Loading navigation...

Overview

3 mins READ

Introduction

Deploying an data pipeline is a critical step in putting your data processing automations into action.

This article covers the deployment options available after the initial pipeline deployment and how to manage the pipeline's execution.

Pipeline States

Before diving into deployment options, it's important to understand the different states a pipeline can be in:

Draft State: The initial state of a pipeline that has never been deployed. All configurations and logic exist only in the development environment.
Unpublished Changes: This state occurs when modifications have been made to a previously deployed pipeline, but these changes haven't been deployed yet. The running pipeline still operates on the last deployed version.

Deployment Options

After a pipeline has been deployed for the first time, you have several options for subsequent deployments and management:

Deploy
- Function: Applies new changes to the pipeline.
- Behaviour:
  - Moves the pipeline from "Unpublished Changes" to "Deployed" state.
  - Resumes operation from the last checkpoint.
- Use Case: Implementing minor changes or updates that don't require full reprocessing.
- Example: Adjusting a transformation rule or adding a new field to the output.
Deploy & Restart
- Function: Applies changes and restarts the entire pipeline process.
- Behaviour:
  - Deploys any unpublished changes.
  - Clears all progress and begins processing from the start.
- Use Case: Major changes that affect historical data or require full reprocessing.
- Example: Changing the primary key of a data set or modifying core transformation logic.
Restart Currently Deployed
- Function: Restarts the existing deployed version without applying any new changes.
- Behaviour:
  - Keeps the current deployed version.
  - Clears progress and starts from the beginning.
- Use Case: Reprocessing data without any pipeline changes.
- Example: Rerunning the pipeline after source data has been updated or corrected.
  Note
  If there are no new changes in the pipeline, then only “Restart Currently Deployed” option is enabled.

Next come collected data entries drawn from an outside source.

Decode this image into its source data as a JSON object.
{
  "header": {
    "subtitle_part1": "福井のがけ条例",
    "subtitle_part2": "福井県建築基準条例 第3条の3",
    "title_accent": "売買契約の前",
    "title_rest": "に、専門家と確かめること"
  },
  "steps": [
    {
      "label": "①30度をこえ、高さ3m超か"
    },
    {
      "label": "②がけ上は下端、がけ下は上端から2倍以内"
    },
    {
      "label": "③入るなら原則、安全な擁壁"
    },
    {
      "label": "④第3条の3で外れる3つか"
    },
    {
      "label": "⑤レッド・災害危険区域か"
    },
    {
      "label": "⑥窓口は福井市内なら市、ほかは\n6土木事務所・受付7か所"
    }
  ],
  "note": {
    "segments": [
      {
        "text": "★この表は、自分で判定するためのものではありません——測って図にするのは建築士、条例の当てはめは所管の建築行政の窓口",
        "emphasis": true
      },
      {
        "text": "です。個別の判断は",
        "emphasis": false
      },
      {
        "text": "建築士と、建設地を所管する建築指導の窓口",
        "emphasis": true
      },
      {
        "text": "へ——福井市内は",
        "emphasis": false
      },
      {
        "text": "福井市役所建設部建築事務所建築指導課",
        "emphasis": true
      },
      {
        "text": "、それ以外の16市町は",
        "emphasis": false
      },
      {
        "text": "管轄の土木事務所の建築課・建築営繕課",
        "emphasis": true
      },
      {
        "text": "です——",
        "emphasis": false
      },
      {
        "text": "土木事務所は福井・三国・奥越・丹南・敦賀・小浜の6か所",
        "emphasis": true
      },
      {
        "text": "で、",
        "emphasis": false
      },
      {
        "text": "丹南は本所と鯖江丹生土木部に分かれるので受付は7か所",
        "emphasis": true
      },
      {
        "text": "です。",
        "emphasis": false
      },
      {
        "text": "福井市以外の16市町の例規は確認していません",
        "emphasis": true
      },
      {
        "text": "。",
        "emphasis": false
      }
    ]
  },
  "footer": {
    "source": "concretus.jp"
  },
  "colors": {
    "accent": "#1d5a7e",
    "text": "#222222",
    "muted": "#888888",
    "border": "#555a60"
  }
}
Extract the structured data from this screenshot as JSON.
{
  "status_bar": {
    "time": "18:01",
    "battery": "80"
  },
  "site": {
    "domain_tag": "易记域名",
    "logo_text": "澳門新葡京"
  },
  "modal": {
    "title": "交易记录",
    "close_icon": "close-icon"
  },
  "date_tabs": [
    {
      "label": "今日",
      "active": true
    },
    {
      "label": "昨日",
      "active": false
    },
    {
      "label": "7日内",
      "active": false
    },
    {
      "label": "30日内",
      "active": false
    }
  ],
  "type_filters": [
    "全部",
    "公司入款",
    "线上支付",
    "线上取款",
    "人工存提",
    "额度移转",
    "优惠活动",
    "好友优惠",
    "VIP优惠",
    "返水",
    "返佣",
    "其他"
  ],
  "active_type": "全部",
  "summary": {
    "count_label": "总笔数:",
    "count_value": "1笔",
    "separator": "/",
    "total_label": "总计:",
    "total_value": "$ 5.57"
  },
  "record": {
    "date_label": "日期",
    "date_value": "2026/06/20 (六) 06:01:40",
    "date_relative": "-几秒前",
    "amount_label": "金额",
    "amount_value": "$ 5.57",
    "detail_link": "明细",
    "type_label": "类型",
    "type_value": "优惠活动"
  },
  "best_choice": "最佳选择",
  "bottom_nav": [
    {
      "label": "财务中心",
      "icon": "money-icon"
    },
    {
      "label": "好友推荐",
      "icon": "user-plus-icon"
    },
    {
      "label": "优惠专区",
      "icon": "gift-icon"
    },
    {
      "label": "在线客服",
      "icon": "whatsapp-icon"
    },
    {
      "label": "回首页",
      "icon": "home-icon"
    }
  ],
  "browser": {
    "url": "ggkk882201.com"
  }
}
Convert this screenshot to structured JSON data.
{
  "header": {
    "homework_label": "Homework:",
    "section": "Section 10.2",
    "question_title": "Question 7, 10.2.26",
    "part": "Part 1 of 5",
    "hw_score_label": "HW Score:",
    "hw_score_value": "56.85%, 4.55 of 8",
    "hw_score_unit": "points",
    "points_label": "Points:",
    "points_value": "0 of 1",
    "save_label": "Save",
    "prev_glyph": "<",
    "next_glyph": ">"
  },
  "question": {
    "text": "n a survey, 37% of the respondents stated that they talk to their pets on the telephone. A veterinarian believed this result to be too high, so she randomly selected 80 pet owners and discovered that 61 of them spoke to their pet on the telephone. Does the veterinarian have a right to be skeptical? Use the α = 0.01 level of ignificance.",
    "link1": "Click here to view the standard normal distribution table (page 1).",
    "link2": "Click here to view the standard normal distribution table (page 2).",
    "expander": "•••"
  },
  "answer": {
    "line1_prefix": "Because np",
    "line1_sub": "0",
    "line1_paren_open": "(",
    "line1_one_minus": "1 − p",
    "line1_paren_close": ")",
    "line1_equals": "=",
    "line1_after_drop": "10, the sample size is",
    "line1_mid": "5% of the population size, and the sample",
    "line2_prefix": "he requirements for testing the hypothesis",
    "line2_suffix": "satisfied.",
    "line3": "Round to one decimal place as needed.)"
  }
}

Pipeline Execution Control

Pause/Resume Toggle

Function: Allows you to pause or resume the pipeline execution.
Pause: Temporarily stops the pipeline processing.
Resume: Continues pipeline execution from where it was paused.
States: There are three states of the toggle-
- Paused: This state is present when the pipeline is paused.
- Running: This state indicates that the pipeline is running and migrating the data from source to destination.
- Updating: This is the transient state between paused and running. Whenever the toggle is clicked or pipeline is deployed the state of the toggle becomes updating.
  Note
  If the pipeline is paused for a duration longer than log retention period, it can lead to permanent pipeline failure and the pipeline has to restarted in such a case.

Best Practices

Testing: Always test changes in a non-production environment before deploying.
Checkpoints: Utilise checkpoints to enable efficient resumption after pauses or failures.
Monitoring: Keep an eye on pipeline performance after deployments to catch any issues early.
Review Changes: Review all the change made in the pipeline in Audit logs before deploying to ensure data integrity.

FAQs

When should I use "Deploy" vs "Deploy & Restart"?

Use "Deploy" for minor changes that don't affect historical data.

Use "Deploy & Restart" for major changes or when you need to reprocess all data.

What happens to in-progress data when I pause a pipeline?

In-progress data is typically held in a temporary state. Upon resuming, the pipeline will continue from the last successfully processed checkpoint.

Can I rollback a deployment if I encounter issues?

While there's no explicit rollback option listed, you can revert back to the last known good state and “Deploy & Restart” the pipeline.

How often should I restart my pipeline?

Restart frequency depends on your data freshness requirements and the stability of your pipeline. Some pipelines run continuously with occasional restarts for maintenance, while others might restart daily or weekly.

Last updated : 10 September 2024, 01:10 PM